The plan also helped keep project participants, from grant managers in Washington, D.C., to volunteers trudging through marshes in Virginia and South Carolina, sharply focused on key issues deemed necessary to reverse population declines. These included predation during nesting season and human disturbance, year-round, at critical feeding and roosting sites.
And though these ongoing efforts focus on one key species, ancillary benefits abound. At least 17 species of birds are directly affected by the oystercatcher work, Schulte said, including the piping plover, Wilson’s plover, dunlin, red knot and other species nesting or stopping over in the focus areas.
“We see all these smaller birds tucked right in with them,” Schulte said. “They’ll be right underneath them, using them for shelter or for protection. Oystercatchers are pretty good at spotting eagles and other predators, too. They’re usually the first to jump.”
Getting to work
For the past six or so years, Schulte and other project leaders have been working with an array of organizations to put NFWF’s business plan in action in small towns, big cities and remote barrier islands from Maine to the Gulf coast of Florida.
Biologists and volunteers raise nests that could be lost to swollen tides, restore beach habitats damaged by storms and reestablish oyster beds near oystercatcher hot spots.
They also install fencing and keep a keen eye on predators at high-density nesting sites, where just a few smart foxes or raccoons can decimate an entire generation of oystercatchers.
On one barrier island in Virginia, biologists determined that more than 80 pairs of oystercatchers experienced near total breeding failure in one year due to a single red fox.
“Based on evidence in the field, we determined that this one animal was wiping out almost every oystercatcher nest in its path,” said Alexandra Wilke, a shorebird biologist with The Nature Conservancy in Virginia. “Oystercatchers typically have very high productivity at this site when ground predators, particularly fox, are removed, and this year showed us just how devastating even one animal can be to an important nesting area.”
Sure enough, after the fox was removed, more than 90 pairs of oystercatchers produced 90 young the following year.
To mitigate the negative effects of human disturbance, program leaders in Virginia and elsewhere worked with government agencies to manage human access and curtail certain activities at key nesting sites — a ticklish process considering these sites are often the same sandy shorelines boaters and beachgoers flock to every summer.
“Millions of people want to use these places, and they’re the only places these birds have to nest,” Schulte said. “Generally, oystercatchers start laying eggs in March or early April and finish fledging by August. That’s dead-center in the recreational time frame.”
By linking projects in various states under one plan, the group has learned some of the best ways to approach potentially controversial restrictions: How much area of a beach to place off limits, when restrictions should apply, and how the measures are explained to the public.

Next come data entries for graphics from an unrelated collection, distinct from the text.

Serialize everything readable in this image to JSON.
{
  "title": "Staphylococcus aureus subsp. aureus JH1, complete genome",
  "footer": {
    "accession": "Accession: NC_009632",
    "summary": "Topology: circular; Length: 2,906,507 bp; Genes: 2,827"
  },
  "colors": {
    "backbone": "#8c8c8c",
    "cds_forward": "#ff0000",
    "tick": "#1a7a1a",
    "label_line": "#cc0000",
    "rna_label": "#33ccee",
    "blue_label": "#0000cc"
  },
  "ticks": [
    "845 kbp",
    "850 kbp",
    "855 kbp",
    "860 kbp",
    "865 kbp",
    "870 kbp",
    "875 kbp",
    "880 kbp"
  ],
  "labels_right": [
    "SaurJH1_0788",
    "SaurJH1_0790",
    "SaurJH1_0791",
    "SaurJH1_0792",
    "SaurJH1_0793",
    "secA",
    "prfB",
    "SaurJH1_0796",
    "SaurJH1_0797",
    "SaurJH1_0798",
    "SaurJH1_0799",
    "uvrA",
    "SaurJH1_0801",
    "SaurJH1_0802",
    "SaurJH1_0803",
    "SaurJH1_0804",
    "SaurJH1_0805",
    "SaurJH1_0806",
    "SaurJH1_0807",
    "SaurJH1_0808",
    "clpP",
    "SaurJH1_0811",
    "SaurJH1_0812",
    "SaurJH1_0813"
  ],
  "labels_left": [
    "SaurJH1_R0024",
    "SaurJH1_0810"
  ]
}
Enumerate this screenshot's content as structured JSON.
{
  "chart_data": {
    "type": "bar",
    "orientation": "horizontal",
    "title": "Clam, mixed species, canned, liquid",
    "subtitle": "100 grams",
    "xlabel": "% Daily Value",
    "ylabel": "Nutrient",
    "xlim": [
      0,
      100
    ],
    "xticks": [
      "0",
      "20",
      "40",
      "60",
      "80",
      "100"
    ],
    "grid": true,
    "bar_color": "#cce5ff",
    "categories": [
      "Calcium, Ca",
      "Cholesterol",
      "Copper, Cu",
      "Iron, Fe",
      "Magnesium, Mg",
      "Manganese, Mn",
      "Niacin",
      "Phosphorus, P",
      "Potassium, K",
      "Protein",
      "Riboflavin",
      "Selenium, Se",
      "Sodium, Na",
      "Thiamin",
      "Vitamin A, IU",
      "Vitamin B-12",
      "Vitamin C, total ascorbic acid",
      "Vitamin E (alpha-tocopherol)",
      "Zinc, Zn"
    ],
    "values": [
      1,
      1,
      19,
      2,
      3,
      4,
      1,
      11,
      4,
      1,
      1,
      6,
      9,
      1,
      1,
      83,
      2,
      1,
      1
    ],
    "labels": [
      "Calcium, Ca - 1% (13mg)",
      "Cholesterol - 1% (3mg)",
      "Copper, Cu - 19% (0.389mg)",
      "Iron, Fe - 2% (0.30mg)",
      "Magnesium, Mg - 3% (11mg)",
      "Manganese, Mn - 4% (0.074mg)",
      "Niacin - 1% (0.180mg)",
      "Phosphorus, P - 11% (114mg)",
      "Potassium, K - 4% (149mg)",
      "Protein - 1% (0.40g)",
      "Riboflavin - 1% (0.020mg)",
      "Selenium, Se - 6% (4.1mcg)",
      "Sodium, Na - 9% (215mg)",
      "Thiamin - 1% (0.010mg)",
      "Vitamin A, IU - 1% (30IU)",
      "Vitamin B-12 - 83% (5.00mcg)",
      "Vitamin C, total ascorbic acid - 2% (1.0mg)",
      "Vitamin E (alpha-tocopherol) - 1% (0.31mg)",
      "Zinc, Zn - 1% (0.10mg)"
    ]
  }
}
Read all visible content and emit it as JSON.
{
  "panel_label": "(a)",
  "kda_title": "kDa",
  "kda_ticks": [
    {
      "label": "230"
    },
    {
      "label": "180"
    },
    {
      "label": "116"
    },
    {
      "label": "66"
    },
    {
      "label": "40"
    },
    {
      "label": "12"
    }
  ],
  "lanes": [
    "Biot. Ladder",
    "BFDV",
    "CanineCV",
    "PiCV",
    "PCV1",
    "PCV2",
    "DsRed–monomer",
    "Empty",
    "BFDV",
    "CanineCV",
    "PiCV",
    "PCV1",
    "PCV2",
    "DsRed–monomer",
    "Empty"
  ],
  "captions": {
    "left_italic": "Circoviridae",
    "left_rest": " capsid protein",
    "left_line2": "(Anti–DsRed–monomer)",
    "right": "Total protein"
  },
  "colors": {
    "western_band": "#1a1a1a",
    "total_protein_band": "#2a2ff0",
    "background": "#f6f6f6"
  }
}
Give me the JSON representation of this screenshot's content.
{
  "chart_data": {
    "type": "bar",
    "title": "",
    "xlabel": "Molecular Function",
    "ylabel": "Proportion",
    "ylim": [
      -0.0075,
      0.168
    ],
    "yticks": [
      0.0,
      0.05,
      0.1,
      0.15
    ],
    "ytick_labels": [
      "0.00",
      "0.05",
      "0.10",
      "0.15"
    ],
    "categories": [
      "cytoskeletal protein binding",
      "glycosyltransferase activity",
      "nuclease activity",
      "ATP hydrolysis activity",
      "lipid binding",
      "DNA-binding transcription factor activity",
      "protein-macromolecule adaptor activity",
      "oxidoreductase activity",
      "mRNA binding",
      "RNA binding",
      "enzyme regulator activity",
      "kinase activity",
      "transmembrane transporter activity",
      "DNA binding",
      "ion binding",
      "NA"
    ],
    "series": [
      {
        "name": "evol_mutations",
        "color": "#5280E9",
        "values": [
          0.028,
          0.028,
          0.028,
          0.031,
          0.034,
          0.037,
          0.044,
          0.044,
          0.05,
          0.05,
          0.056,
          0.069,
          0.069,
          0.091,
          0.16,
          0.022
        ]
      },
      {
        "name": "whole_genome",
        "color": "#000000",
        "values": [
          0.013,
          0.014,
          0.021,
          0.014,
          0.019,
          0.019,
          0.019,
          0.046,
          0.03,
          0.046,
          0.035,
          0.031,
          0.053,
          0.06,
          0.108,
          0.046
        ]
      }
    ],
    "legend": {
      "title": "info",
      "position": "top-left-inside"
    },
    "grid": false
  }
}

“That kind of fine-tuning is one of the areas we’ve been really diving into,” Schulte said. “I think it’s one of the biggest keys to success.”
More than 500 volunteers support that mission by installing signs at restricted areas and keeping watch at nesting sites. They also help educate boaters and beachgoers to the oystercatcher’s plight.
“That’s the major challenge with all this,” Schulte said. “To find a sustainable way to manage and conserve species over the long term. It’s not just going to be putting signs up and closing an area.
“It’s important to have someone there, whenever possible, to talk to people, to explain what’s going on. It’s about building a connection to that place, trying to build partnerships, getting people engaged.
“Hopefully, they’ll have a sense of pride knowing that they have this unusual species there, and they’ll want to protect it, not just think of it as something that’s getting in the way.”